This is the year….

That I pledge to do the usual: lose weight, be a better parent (not nicer, better), be a better spouse (see better parent), be a better friend (yes, nicer) and be less rigid.

I will continue with my ongoing quest to find what it is that I am supposed to be doing in this world, preferably something that will reward me financially. Success would be doing something that would use my diverse skills to their fullest. See previous post: Boredom.

I will write more. Every day, even if it is only a paragraph. My goal is to get one thing published by the end of 2009.

I will spend less time wasting time on the Internet, from looking at cheesy but wonderful gossip sites (my big three are People, TMZ and Perez Hilton) to doing background checks on people I have just met. (Do you want to know if your next door neighbor has paid his Property Taxes? Just ask.)

This is also the year….

My 11 year-old son will pass me in stature and in his knowledge of Science, Math and Technology.

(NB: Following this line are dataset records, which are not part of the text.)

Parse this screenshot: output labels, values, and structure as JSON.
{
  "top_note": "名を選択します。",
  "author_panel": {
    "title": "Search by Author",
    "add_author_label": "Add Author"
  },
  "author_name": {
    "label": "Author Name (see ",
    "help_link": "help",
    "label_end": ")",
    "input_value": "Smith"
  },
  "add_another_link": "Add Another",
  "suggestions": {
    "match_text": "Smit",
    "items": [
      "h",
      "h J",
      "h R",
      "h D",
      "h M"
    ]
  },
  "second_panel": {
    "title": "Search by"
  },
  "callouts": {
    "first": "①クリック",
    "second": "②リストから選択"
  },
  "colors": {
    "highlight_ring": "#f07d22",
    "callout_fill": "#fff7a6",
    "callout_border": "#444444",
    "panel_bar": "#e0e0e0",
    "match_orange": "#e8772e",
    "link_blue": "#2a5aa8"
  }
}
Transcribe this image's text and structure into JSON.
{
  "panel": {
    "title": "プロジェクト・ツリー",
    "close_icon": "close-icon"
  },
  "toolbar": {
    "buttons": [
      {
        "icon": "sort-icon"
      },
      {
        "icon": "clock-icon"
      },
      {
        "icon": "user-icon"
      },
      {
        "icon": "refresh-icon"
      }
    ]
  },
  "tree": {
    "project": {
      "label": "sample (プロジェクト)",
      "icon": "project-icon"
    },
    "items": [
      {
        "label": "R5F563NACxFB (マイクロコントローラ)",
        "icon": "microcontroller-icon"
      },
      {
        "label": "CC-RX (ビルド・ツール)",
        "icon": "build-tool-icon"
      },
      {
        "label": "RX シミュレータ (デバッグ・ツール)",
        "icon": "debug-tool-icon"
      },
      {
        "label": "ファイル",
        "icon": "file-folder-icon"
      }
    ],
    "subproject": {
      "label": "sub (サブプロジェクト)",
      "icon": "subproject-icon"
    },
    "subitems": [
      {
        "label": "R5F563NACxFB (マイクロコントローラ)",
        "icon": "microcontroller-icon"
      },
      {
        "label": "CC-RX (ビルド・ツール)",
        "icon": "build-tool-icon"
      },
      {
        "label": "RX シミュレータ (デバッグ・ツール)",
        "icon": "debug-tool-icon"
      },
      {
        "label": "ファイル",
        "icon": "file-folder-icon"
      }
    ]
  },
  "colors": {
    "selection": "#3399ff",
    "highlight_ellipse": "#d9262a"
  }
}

My 9 year-old daughter will continue to amaze me with her sharp sense of humor, her self confidence and her saxophone playing abilities.

My 11 year-old stepdaughter will get her period and not know what it is because nobody has told her. I bought her a book about puberty that she said she already has. Doesn’t mean she has read it. I asked her if she had gotten her period yet and she said she didn’t know what that was.

My husband will find joy of some sort in every day even when faced with seemingly insurmountable odds at work (long days, rude customers, employee issues). All things you face when you own your own business.

2008 was…..

A year of a lot of fun. Five trips in as many months: Keeneland, Vermont, Las Vegas, North Carolina beach, Saratoga Springs and Las Vegas, again. Happy, healthy children. Dinner parties, new friendships, household renovations (love the wood stairs).

It was also a year of hope with the remission, from ovarian cancer, of a cherished friend who endured 6 brutal rounds of chemotherapy.

And one of grief. The unexpected, sudden death of a friend and neighbor at the age of 40. The death of another neighbor at a young age from a recurrence of cancer. Both left behind spouses and young children.

I am looking forward to closing out this year tonight, with all of its triumphs and failures, happiness and grief. I love the possibilities that come with a fresh, clean start. When I wake up tomorrow morning, I’ll be hung-over, with a massive champagne (or sparkling wine) headache. But I’ll get out of bed, go downstairs, have my coffee and start my day, my New Year. And I’ll get to work on making the most with all that I have, which is a lot.